IT WAS a famous line, from an iconic television series – Seinfeld.
"Jerry, just remember. It's not a lie ... if you believe it."
Wise advice to Jerry Seinfeld – and perhaps a lesson to be heeded when it comes to seeking the elusive Tasmanian fox.
While it might sound funny, it is sage advice which should be applied to any decision, by any government, which seeks to control invasive pests or animals.
It doesn't matter whether it is goats, donkeys, camels, wild dogs, foxes or other vertebrate species - eminent environmental scientists have argued decisions must be based on facts, not emotion.
One thing is certain. When it comes to Tasmanian foxes, there has never been a middle ground.
You are either in the camp which says there were, and are, foxes; or you believe they have never been on the 'Island State' and are not there now.
The first camp claims to have produced evidence that foxes are found in Tasmania. According to them, the evidence is crying out for an extremely vigilant response and justifies the amount of money spent in the past 13 years.

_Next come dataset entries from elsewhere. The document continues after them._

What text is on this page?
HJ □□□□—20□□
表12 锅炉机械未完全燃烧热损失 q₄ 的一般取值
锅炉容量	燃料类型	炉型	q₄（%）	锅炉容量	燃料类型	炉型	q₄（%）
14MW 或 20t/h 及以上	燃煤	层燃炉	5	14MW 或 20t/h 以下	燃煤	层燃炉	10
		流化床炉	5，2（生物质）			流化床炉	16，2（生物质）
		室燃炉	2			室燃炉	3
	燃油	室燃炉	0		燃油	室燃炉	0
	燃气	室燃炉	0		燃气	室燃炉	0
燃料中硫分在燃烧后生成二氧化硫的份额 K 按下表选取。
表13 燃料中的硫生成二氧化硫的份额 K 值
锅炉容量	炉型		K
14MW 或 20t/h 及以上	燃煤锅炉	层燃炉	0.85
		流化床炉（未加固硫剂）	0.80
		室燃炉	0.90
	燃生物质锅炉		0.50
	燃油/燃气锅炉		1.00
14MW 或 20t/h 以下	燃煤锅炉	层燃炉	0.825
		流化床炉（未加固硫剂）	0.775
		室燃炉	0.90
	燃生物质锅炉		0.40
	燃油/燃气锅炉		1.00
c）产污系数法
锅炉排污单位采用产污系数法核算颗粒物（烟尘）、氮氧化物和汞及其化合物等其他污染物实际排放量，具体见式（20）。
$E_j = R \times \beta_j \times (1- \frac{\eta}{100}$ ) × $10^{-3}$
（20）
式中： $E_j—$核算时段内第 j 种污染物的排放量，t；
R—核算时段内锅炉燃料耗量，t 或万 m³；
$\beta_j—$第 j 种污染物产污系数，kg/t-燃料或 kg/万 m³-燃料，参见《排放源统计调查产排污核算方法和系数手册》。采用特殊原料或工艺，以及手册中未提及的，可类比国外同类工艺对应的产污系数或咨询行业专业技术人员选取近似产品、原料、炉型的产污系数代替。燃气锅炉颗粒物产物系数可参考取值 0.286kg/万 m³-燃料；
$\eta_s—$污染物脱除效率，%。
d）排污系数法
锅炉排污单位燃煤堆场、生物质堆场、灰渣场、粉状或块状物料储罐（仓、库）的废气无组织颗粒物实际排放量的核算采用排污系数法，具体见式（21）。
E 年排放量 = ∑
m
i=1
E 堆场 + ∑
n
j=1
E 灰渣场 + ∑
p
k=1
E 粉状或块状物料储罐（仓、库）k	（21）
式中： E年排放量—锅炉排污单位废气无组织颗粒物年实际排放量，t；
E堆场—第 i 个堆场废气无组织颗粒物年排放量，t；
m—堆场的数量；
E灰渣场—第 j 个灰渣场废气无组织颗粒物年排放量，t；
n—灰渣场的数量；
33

In the other camp, eminent environmental scientists say that evidence lacks quality, is based on nonsense logic and is of unproven Tasmanian provenance.

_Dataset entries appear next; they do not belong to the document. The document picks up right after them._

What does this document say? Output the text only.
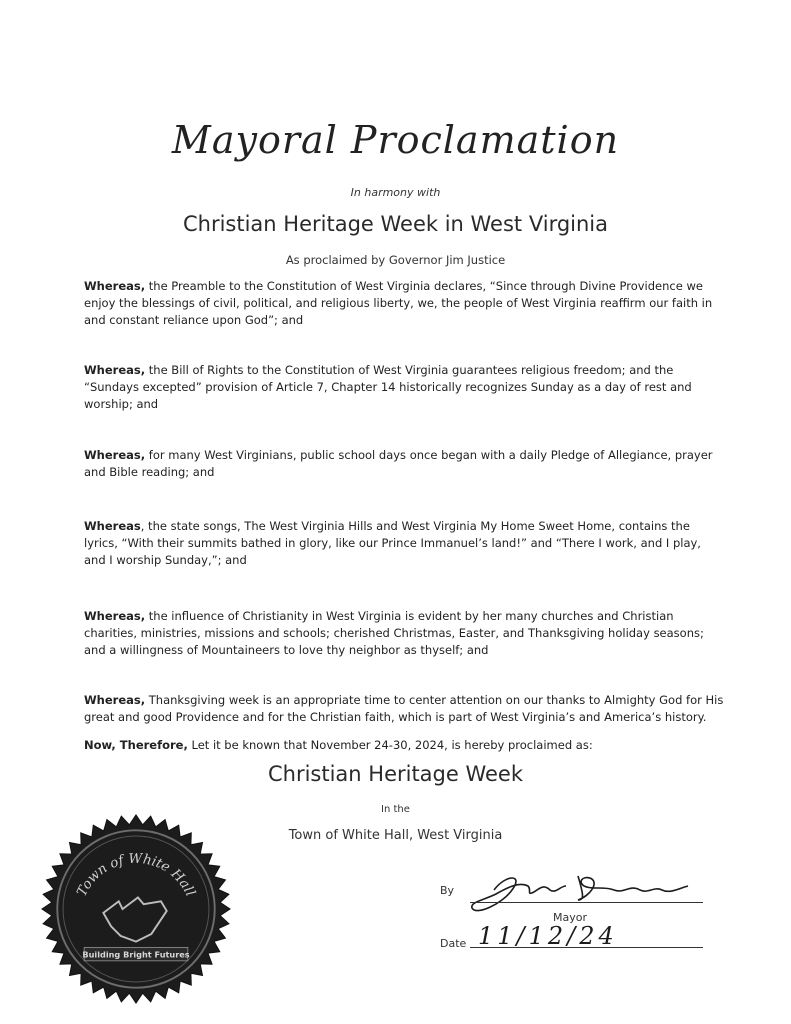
Mayoral Proclamation
In harmony with
Christian Heritage Week in West Virginia
As proclaimed by Governor Jim Justice
Whereas, the Preamble to the Constitution of West Virginia declares, “Since through Divine Providence we enjoy the blessings of civil, political, and religious liberty, we, the people of West Virginia reaffirm our faith in and constant reliance upon God”; and
Whereas, the Bill of Rights to the Constitution of West Virginia guarantees religious freedom; and the “Sundays excepted” provision of Article 7, Chapter 14 historically recognizes Sunday as a day of rest and worship; and
Whereas, for many West Virginians, public school days once began with a daily Pledge of Allegiance, prayer and Bible reading; and
Whereas, the state songs, The West Virginia Hills and West Virginia My Home Sweet Home, contains the lyrics, “With their summits bathed in glory, like our Prince Immanuel’s land!” and “There I work, and I play, and I worship Sunday,”; and
Whereas, the influence of Christianity in West Virginia is evident by her many churches and Christian charities, ministries, missions and schools; cherished Christmas, Easter, and Thanksgiving holiday seasons; and a willingness of Mountaineers to love thy neighbor as thyself; and
Whereas, Thanksgiving week is an appropriate time to center attention on our thanks to Almighty God for His great and good Providence and for the Christian faith, which is part of West Virginia’s and America’s history.
Now, Therefore, Let it be known that November 24-30, 2024, is hereby proclaimed as:
Christian Heritage Week
In the
Town of White Hall, West Virginia
Town of White Hall
Building Bright Futures
By
Mayor
Date 11/12/24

Those who argue for a fox control and monitoring program say the risk is too great to ignore. There is no doubt the introduction of the fox to Tasmania would have a devastating effect on stock, particularly sheep numbers, and wildlife.
As one former government minister was overheard to say: "I don't want to go down in history as the biggest environmental terrorist in the history of Tasmania".

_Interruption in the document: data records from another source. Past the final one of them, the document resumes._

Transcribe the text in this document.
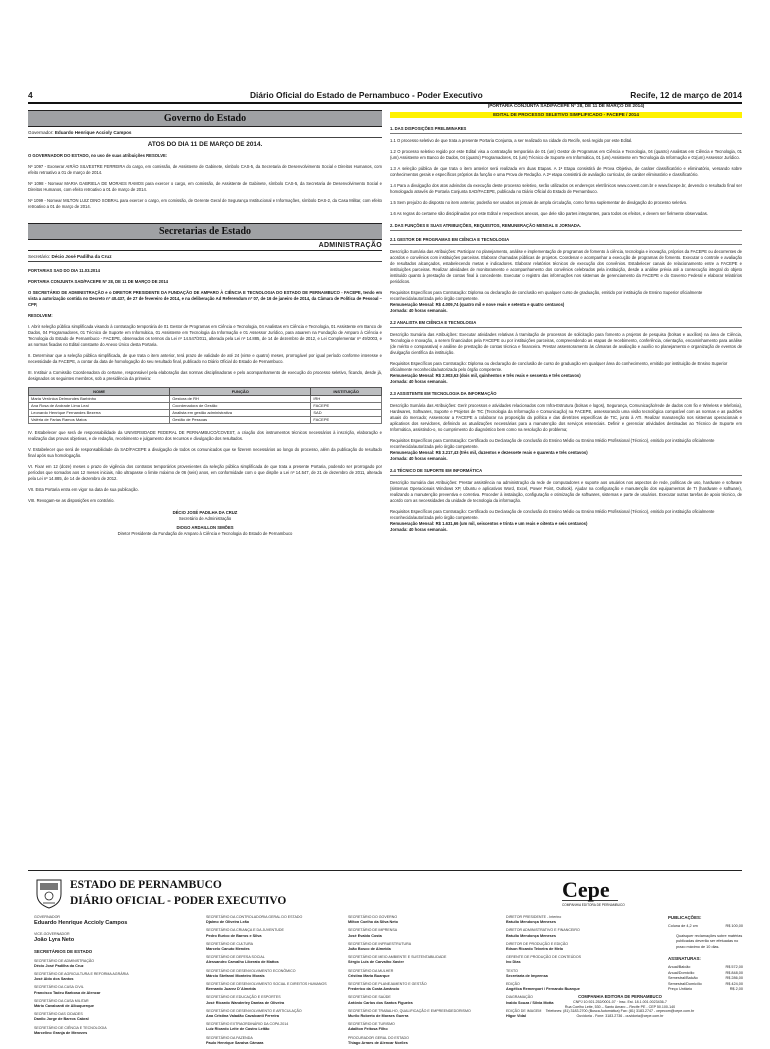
4	Diário Oficial do Estado de Pernambuco - Poder Executivo	Recife, 12 de março de 2014
Governo do Estado
Governador: Eduardo Henrique Accioly Campos
ATOS DO DIA 11 DE MARÇO DE 2014.

O GOVERNADOR DO ESTADO, no uso de suas atribuições RESOLVE:

Nº 1097 - Exonerar AIRÃO SILVESTRE FERREIRA do cargo, em comissão, de Assistente de Gabinete, símbolo CAS-5, da Secretaria de Desenvolvimento Social e Direitos Humanos, com efeito retroativo a 01 de março de 2014.

Nº 1098 - Nomear MARIA GABRIELA DE MORAES RAMOS para exercer o cargo, em comissão, de Assistente de Gabinete, símbolo CAS-5, da Secretaria de Desenvolvimento Social e Direitos Humanos, com efeito retroativo a 01 de março de 2014.

Nº 1099 - Nomear MILTON LUIZ DINO SOBRAL para exercer o cargo, em comissão, de Gerente Geral de Segurança Institucional e Informações, símbolo DAS-2, da Casa Militar, com efeito retroativo a 01 de março de 2014.

Secretarias de Estado
ADMINISTRAÇÃO
Secretário: Décio José Padilha da Cruz

PORTARIAS SAD DO DIA 11.03.2014

PORTARIA CONJUNTA SAD/FACEPE Nº 28, DE 11 DE MARÇO DE 2014

O SECRETÁRIO DE ADMINISTRAÇÃO e o DIRETOR PRESIDENTE DA FUNDAÇÃO DE AMPARO À CIÊNCIA E TECNOLOGIA DO ESTADO DE PERNAMBUCO - FACEPE, tendo em vista a autorização contida no Decreto nº 40.437, de 27 de fevereiro de 2014, e na deliberação Ad Referendum nº 07, de 16 de janeiro de 2014, da Câmara de Política de Pessoal – CPP,

RESOLVEM:

I. Abrir seleção pública simplificada visando à contratação temporária de 01 Gestor de Programas em Ciência e Tecnologia, 04 Analistas em Ciência e Tecnologia, 01 Assistente em Banco de Dados, 04 Programadores, 01 Técnico de Suporte em Informática, 01 Assistente em Tecnologia da Informação e 01 Assessor Jurídico, para atuarem na Fundação de Amparo à Ciência e Tecnologia do Estado de Pernambuco - FACEPE, observados os termos da Lei nº 14.547/2011, alterada pela Lei nº 14.885, de 14 de dezembro de 2012, e Lei Complementar nº 49/2003, e as normas fixadas no Edital constante do Anexo Único desta Portaria.

II. Determinar que a seleção pública simplificada, de que trata o item anterior, terá prazo de validade de até 24 (vinte e quatro) meses, prorrogável por igual período conforme interesse e necessidade da FACEPE, a contar da data de homologação do seu resultado final, publicado no Diário Oficial do Estado de Pernambuco.

III. Instituir a Comissão Coordenadora do certame, responsável pela elaboração das normas disciplinadoras e pelo acompanhamento de execução do processo seletivo, ficando, desde já, designados os seguintes membros, sob a presidência da primeira:

NOME	FUNÇÃO	INSTITUIÇÃO
Maria Verônica Delmondes Barbinho	Gestora de RH	IRH
Ana Rosa de Andrade Lima Leal	Coordenadora de Gestão	FACEPE
Leonardo Henrique Fernandes Bezerra	Analista em gestão administrativa	SAD
Valéria de Farias Ramos Matos	Gestão de Pessoas	FACEPE

IV. Estabelecer que será de responsabilidade da UNIVERSIDADE FEDERAL DE PERNAMBUCO/COVEST, a criação dos instrumentos técnicos necessários à inscrição, elaboração e realização das provas objetivas, e de redação, recebimento e julgamento dos recursos e divulgação dos resultados.

V. Estabelecer que será de responsabilidade da SAD/FACEPE a divulgação de todos os comunicados que se fizerem necessários ao longo do processo, além da publicação do resultado final após sua homologação.

VI. Fixar em 12 (doze) meses o prazo de vigência dos contratos temporários provenientes da seleção pública simplificada de que trata a presente Portaria, podendo ser prorrogado por períodos que somados aos 12 meses iniciais, não ultrapasse o limite máximo de 06 (seis) anos, em conformidade com o que dispõe a Lei nº 14.547, de 21 de dezembro de 2011, alterada pela Lei nº 14.885, de 14 de dezembro de 2012.

VII. Esta Portaria entra em vigor na data de sua publicação.

VIII. Revogam-se as disposições em contrário.

DÉCIO JOSÉ PADILHA DA CRUZ
Secretário de Administração
DIOGO ARDAILLON SIMÕES
Diretor Presidente da Fundação de Amparo à Ciência e Tecnologia do Estado de Pernambuco
(PORTARIA CONJUNTA SAD/FACEPE Nº 28, DE 11 DE MARÇO DE 2014)
EDITAL DE PROCESSO SELETIVO SIMPLIFICADO - FACEPE / 2014
1. DAS DISPOSIÇÕES PRELIMINARES

1.1 O processo seletivo de que trata a presente Portaria Conjunta, a ser realizado na cidade do Recife, será regido por este Edital.

1.2 O processo seletivo regido por este Edital visa a contratação temporária de 01 (um) Gestor de Programas em Ciência e Tecnologia, 04 (quatro) Analistas em Ciência e Tecnologia, 01 (um) Assistente em Banco de Dados, 04 (quatro) Programadores, 01 (um) Técnico de Suporte em Informática, 01 (um) Assistente em Tecnologia da Informação e 01(um) Assessor Jurídico.

1.3 A seleção pública de que trata o item anterior será realizada em duas Etapas. A 1ª Etapa consistirá de Prova Objetiva, de caráter classificatório e eliminatório, versando sobre conhecimentos gerais e específicos próprios da função e uma Prova de Redação. A 2ª etapa consistirá de avaliação curricular, de caráter eliminatório e classificatório.

1.4 Para a divulgação dos atos advindos da execução deste processo seletivo, serão utilizados os endereços eletrônicos www.covest.com.br e www.facepe.br, devendo o resultado final ser homologado através de Portaria Conjunta SAD/FACEPE, publicada no Diário Oficial do Estado de Pernambuco.

1.5 Sem prejuízo do disposto no item anterior, poderão ser usados os jornais de ampla circulação, como forma suplementar de divulgação do processo seletivo.

1.6 As regras do certame são disciplinadas por este Edital e respectivos anexos, que dele são partes integrantes, para todos os efeitos, e devem ser fielmente observadas.

2. DAS FUNÇÕES E SUAS ATRIBUIÇÕES, REQUISITOS, REMUNERAÇÃO MENSAL E JORNADA.
2.1 GESTOR DE PROGRAMAS EM CIÊNCIA E TECNOLOGIA

Descrição Sumária das Atribuições: Participar no planejamento, análise e implementação de programas de fomento à ciência, tecnologia e inovação, próprios da FACEPE ou decorrentes de acordos e convênios com instituições parceiras. Elaborar chamadas públicas de projetos. Coordenar e acompanhar a execução de programas de fomento. Executar o controle e avaliação de resultados alcançados, estabelecendo metas e indicadores. Elaborar relatórios técnicos de execução dos convênios. Estabelecer canais de relacionamento entre a FACEPE e instituições parceiras. Realizar atividades de monitoramento e acompanhamento dos convênios celebrados pela instituição, desde a análise prévia até a consecução integral do objeto instituído quanto à prestação de contas final à concedente. Executar o registro das informações nos sistemas de gerenciamento da FACEPE e do Governo Federal e elaborar relatórios periódicos.

Requisitos Específicos para Contratação: Diploma ou declaração de conclusão em qualquer curso de graduação, emitido por instituição de Ensino Superior oficialmente reconhecida/autorizada pelo órgão competente.
Remuneração Mensal: R$ 4.009,74 (quatro mil e nove reais e setenta e quatro centavos)
Jornada: 40 horas semanais.
2.2 ANALISTA EM CIÊNCIA E TECNOLOGIA

Descrição Sumária das Atribuições: Executar atividades relativas à tramitação de processos de solicitação para fomento a projetos de pesquisa (bolsas e auxílios) na área de Ciência, Tecnologia e Inovação, a serem financiados pela FACEPE ou por instituições parceiras, compreendendo as etapas de recebimento, conferência, orientação, encaminhamento para análise (de mérito e comparativa) e análise de prestação de contas técnica e financeira. Prestar assessoramento às câmaras de avaliação e auxílio no planejamento e organização de eventos de divulgação científica da instituição.

Requisitos Específicos para Contratação: Diploma ou declaração de conclusão de curso de graduação em qualquer área do conhecimento, emitido por instituição de Ensino Superior oficialmente reconhecida/autorizada pelo órgão competente.
Remuneração Mensal: R$ 2.903,63 (dois mil, quinhentos e três reais e sessenta e três centavos)
Jornada: 40 horas semanais.
2.3 ASSISTENTE EM TECNOLOGIA DA INFORMAÇÃO

Descrição Sumária das Atribuições: Gerir processos e atividades relacionados com Infra-Estrutura (bolsas e logos), Segurança, Comunicação/rede de dados com fio e Wireless e telefonia), Hardwares, Softwares, Suporte e Projetos de TIC (Tecnologia da Informação e Comunicação) na FACEPE, assessorando uma visão tecnológica compatível com as normas e as padrões atuais do mercado; Assessorar a FACEPE a colaborar na proposição da política e das diretrizes específicas de TIC, junto à ATI. Realizar manutenção nos sistemas operacionais e aplicativos dos servidores, definindo as atualizações necessárias para a manutenção dos serviços essenciais. Definir e gerenciar atividades destinadas ao Técnico de Suporte em Informática, assistindo-o, no cumprimento do diagnóstico bem como na resolução do problema;

Requisitos Específicos para Contratação: Certificado ou Declaração de conclusão do Ensino Médio ou Ensino Médio Profissional (Técnico), emitido por instituição oficialmente reconhecida/autorizada pelo órgão competente.
Remuneração Mensal: R$ 3.217,43 (três mil, duzentos e dezessete reais e quarenta e três centavos)
Jornada: 40 horas semanais.
2.4 TÉCNICO DE SUPORTE EM INFORMÁTICA

Descrição Sumária das Atribuições: Prestar assistência na administração da rede de computadores e suporte aos usuários nos aspectos de rede, políticas de uso, hardware e software (sistemas Operacionais Windows XP, Ubuntu e aplicativos Word, Excel, Power Point, Outlook). Ajudar na configuração e manutenção dos equipamentos de TI (hardware e software), realizando a manutenção preventiva e corretiva. Proceder à instalação, configuração e otimização de softwares, sistemas e parte de usuários. Executar outras tarefas de apoio técnico, de acordo com as necessidades da unidade de tecnologia da informação.

Requisitos Específicos para Contratação: Certificado ou Declaração de conclusão do Ensino Médio ou Ensino Médio Profissional (Técnico), emitido por instituição oficialmente reconhecida/autorizada pelo órgão competente.
Remuneração Mensal: R$ 1.631,66 (um mil, seiscentos e trinta e um reais e oitenta e seis centavos)
Jornada: 40 horas semanais.
ESTADO DE PERNAMBUCO
DIÁRIO OFICIAL - PODER EXECUTIVO	Cepe
COMPANHIA EDITORA DE PERNAMBUCO
GOVERNADOR
Eduardo Henrique Accioly Campos
VICE-GOVERNADOR
João Lyra Neto
SECRETÁRIOS DE ESTADO
SECRETÁRIO DE ADMINISTRAÇÃO
Décio José Padilha da Cruz
SECRETÁRIO DE AGRICULTURA E REFORMA AGRÁRIA
José Aldo dos Santos
SECRETÁRIO DA CASA CIVIL
Francisco Tadeu Barbosa de Alencar
SECRETÁRIO DA CASA MILITAR
Mário Cavalcanti de Albuquerque
SECRETÁRIO DAS CIDADES
Danilo Jorge de Barros Cabral
SECRETÁRIO DE CIÊNCIA E TECNOLOGIA
Marcelino Granja de Menezes
SECRETÁRIO DA CONTROLADORIA GERAL DO ESTADO
Djalmo de Oliveira Leão
SECRETÁRIO DA CRIANÇA E DA JUVENTUDE
Pedro Eurico de Barros e Silva
SECRETÁRIO DE CULTURA
Marcelo Canuto Mendes
SECRETÁRIO DE DEFESA SOCIAL
Alessandro Carvalho Liberato de Mattos
SECRETÁRIO DE DESENVOLVIMENTO ECONÔMICO
Márcio Stefanni Monteiro Morais
SECRETÁRIO DE DESENVOLVIMENTO SOCIAL E DIREITOS HUMANOS
Bernardo Juarez D´Almeida
SECRETÁRIO DE EDUCAÇÃO E ESPORTES
José Ricardo Wanderley Dantas de Oliveira
SECRETÁRIO DE DESENVOLVIMENTO E ARTICULAÇÃO
Ana Cristina Valadão Cavalcanti Ferreira
SECRETÁRIO EXTRAORDINÁRIO DA COPA 2014
Luiz Ricardo Leite de Castro Leitão
SECRETÁRIO DA FAZENDA
Paulo Henrique Saraiva Câmara
SECRETÁRIO DO GOVERNO
Milton Coelho da Silva Neto
SECRETÁRIO DE IMPRENSA
José Evaldo Costa
SECRETÁRIO DE INFRAESTRUTURA
João Bosco de Almeida
SECRETÁRIO DE MEIO AMBIENTE E SUSTENTABILIDADE
Sérgio Luis de Carvalho Xavier
SECRETÁRIO DA MULHER
Cristina Maria Buarque
SECRETÁRIO DE PLANEJAMENTO E GESTÃO
Frederico da Costa Amâncio
SECRETÁRIO DE SAÚDE
Antônio Carlos dos Santos Figueira
SECRETÁRIO DE TRABALHO, QUALIFICAÇÃO E EMPREENDEDORISMO
Murilo Roberto de Moraes Guerra
SECRETÁRIO DE TURISMO
Adailton Feitosa Filho
PROCURADOR GERAL DO ESTADO
Thiago Arraes de Alencar Norões
DIRETOR PRESIDENTE - Interino
Bráulio Mendonça Meneses
DIRETOR ADMINISTRATIVO E FINANCEIRO
Bráulio Mendonça Meneses
DIRETOR DE PRODUÇÃO E EDIÇÃO
Edson Ricardo Teixeira de Melo
GERENTE DE PRODUÇÃO DE CONTEÚDOS
Ivo Dias
TEXTO
Secretaria de Imprensa
EDIÇÃO
Angélica Remenport / Fernando Buarque
DIAGRAMAÇÃO
Ivaldo Souza / Silvia Motta
EDIÇÃO DE IMAGEM
Higor Vidal
PUBLICAÇÕES:
Coluna de 4,2 cm	R$ 100,00
Quaisquer reclamações sobre matérias publicadas deverão ser efetuadas no prazo máximo de 10 dias.
ASSINATURAS:
Anual/Balcão	R$ 572,00
Anual/Domicílio	R$ 848,00
Semestral/Balcão	R$ 286,00
Semestral/Domicílio	R$ 424,00
Preço Unitário	R$ 2,00
COMPANHIA EDITORA DE PERNAMBUCO
CNPJ 10.921.252/0001-07 · Insc. Est. 18.1.001.0023436-7
Rua Coelho Leite, 530 – Santo Amaro – Recife PE - CEP 50.100-140
Telefones: (81) 3183.2700 (Busca Automática) Fax: (81) 3183.2747 - cepecom@cepe.com.br
Ouvidoria - Fone: 3183.2736 - ouvidoria@cepe.com.br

Scientists, too, agree that foxes should never be allowed to become established, but their argument is based on the soundness of the science.
Tasmanian Attorney-General Vanessa Goodwin told the State parliament recently her government shares some of the fox concerns of the previous administration, but "there are, and may always be, differing views about the science underpinning it".
Notwithstanding those differing views, any major expenditure of public money must be based on rigorous justification, data and explanations.
In the meantime, attention now needs to turn to the control of feral cats.
Too little attention and time have been spent in controlling this pest species – certainly no-one seems to have any idea as to how many of them are actually out there.
As eminent vertebrate specialist Dr Clive Marks said, you don't control cats just by funding the idea of doing so.
Techniques to monitor the threat, strategies to control the animals and policies to make it happen are now urgently needed.
Whatever the belief about the existence of foxes in Tasmania, lessons can be learnt and should now be applied to extensive feral cat control.